The idea of markers is an interesting one in the case of a lot of art-type objects. To view Berriman’s work in the exhibition the viewer certainly would not be aware of most of the backstory and context that make up the visual form. Can we say, then, that most of the stuff of exhibitions is in fact just visual markers for a whole world of ideas, thoughts and research that is hidden suggestively within its surface, glue, nuts and bolts? Perhaps the actual object could be anything and what is really important is that there is something, and the exhibition space is a test site or an opportunity for the creation of new knowledge. “It’s important to say that each time I am given an opportunity to show Entertainment Suite I think about what it is that I and the work needs, to try it out or to learn about it,” says Berriman. “So any exhibition is an opportunity to test something. Learning, learning spaces and their edges, the potential we all have for learning, how we respond to learning spaces and their edges and what relationship fantasy has to all of this – i.e. allowing us to imagine it, to test how it or we might be or feel post-learning – are all important to how I make work. They are part of the thought process and always present in the studio.”

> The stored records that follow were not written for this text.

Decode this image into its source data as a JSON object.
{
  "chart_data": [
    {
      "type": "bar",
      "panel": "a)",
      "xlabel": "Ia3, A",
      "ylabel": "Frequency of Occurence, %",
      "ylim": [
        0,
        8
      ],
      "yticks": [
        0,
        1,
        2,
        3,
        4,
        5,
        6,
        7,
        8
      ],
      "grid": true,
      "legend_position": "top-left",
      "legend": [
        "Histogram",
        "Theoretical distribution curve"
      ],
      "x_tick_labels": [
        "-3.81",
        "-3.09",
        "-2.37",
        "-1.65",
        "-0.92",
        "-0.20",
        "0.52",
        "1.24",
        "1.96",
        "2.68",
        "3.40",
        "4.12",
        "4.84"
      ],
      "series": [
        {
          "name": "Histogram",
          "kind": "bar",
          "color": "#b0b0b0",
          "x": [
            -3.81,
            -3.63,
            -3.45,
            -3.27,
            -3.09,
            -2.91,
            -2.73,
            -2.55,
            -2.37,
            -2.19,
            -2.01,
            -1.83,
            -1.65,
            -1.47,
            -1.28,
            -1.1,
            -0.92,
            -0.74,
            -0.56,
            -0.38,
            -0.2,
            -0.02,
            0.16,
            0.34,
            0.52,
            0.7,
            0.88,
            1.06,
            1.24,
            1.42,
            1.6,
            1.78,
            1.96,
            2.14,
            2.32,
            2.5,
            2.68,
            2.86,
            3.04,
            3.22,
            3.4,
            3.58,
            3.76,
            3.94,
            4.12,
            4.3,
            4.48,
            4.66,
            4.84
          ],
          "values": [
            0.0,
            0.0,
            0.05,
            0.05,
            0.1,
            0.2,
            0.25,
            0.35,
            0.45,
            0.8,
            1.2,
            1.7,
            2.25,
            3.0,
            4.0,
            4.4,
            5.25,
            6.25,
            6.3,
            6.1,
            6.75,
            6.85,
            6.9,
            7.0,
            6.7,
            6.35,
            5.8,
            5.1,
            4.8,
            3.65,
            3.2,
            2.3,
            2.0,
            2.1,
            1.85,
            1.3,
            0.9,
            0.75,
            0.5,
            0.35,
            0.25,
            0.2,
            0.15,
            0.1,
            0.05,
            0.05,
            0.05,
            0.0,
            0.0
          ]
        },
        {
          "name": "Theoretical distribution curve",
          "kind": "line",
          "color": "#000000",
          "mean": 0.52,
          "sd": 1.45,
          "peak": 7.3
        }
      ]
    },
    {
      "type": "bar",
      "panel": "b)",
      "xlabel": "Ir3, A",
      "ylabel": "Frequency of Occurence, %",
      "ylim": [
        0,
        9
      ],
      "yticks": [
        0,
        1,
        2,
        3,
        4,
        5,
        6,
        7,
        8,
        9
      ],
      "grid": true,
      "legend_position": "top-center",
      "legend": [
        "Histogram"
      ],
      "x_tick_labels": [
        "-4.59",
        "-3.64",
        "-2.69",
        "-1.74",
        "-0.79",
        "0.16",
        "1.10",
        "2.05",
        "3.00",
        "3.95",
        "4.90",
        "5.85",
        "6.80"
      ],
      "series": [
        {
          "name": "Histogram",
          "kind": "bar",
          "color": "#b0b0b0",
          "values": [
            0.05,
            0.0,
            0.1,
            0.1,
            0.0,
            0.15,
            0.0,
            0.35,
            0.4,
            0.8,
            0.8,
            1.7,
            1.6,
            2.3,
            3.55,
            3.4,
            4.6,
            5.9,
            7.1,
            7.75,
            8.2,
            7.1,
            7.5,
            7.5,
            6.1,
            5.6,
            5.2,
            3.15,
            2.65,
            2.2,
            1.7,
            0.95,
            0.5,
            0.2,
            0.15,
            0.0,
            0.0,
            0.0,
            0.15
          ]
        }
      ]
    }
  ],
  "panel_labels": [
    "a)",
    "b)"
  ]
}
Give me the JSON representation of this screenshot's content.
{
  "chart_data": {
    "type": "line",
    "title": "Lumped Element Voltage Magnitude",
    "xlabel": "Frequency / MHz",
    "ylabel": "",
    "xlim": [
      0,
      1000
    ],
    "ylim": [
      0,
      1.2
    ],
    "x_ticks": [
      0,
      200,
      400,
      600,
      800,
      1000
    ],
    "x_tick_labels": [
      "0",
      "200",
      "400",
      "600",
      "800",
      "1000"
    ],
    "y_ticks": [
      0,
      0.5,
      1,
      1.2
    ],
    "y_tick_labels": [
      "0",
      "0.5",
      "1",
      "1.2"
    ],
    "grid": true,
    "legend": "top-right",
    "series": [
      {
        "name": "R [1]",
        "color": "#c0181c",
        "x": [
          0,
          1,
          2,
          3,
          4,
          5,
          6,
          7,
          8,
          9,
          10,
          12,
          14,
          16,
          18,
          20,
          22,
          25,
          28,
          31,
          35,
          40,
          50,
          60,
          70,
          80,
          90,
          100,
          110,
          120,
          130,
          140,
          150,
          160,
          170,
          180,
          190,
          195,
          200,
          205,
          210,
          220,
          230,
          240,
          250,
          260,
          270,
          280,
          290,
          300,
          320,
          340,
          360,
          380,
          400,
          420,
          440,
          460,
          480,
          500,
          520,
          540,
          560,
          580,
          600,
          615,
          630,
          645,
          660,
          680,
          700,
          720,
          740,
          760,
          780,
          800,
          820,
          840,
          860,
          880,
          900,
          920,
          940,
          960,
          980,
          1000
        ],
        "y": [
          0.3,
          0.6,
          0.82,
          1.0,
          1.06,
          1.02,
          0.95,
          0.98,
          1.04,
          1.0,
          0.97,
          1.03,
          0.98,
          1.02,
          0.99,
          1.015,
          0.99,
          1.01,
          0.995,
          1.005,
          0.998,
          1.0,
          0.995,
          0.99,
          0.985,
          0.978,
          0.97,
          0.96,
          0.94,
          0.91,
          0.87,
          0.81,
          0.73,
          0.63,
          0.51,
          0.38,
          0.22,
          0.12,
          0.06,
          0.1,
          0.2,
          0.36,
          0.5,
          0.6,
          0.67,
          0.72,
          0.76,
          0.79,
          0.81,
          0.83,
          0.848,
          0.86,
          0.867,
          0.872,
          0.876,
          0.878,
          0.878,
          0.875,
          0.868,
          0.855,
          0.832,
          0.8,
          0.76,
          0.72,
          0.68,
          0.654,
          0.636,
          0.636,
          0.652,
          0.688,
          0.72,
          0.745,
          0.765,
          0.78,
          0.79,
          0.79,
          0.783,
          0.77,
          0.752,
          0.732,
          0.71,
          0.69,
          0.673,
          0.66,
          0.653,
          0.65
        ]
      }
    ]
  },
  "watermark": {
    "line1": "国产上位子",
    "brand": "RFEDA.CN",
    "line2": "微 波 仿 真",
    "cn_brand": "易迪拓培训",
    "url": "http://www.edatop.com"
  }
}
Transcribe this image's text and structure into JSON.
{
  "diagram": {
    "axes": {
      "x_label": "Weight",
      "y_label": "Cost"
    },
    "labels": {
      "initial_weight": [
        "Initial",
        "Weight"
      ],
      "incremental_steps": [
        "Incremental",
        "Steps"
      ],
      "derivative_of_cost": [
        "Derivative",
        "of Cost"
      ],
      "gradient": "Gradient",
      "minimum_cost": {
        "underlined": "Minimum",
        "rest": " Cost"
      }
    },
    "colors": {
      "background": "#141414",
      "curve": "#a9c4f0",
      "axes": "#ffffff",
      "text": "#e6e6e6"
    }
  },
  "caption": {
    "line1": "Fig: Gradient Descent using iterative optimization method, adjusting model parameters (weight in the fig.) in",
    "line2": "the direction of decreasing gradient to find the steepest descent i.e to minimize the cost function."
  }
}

Oculist Witnesses (and Lucy Beech) continues until 4 July at the Harris, and the Dance First, Think Later programme continues with Art From Elsewhere, the Hayward touring exhibition curated by David Elliot in October and the really promising-sounding final exhibition, Beyond the Sublime (Jan–April 2016), which uses the Theatre of the Absurd and the work of Samuel Beckett as a starting point to explore notions of repetition, farce and tragicomedy. A key element of this will be the Harris Museum’s latest commission and acquisition from Nathaniel Mellors, with whom the Harris won the Contemporary Art Society Annual Award 2014. All very good reasons to get yourself to Preston over the coming year.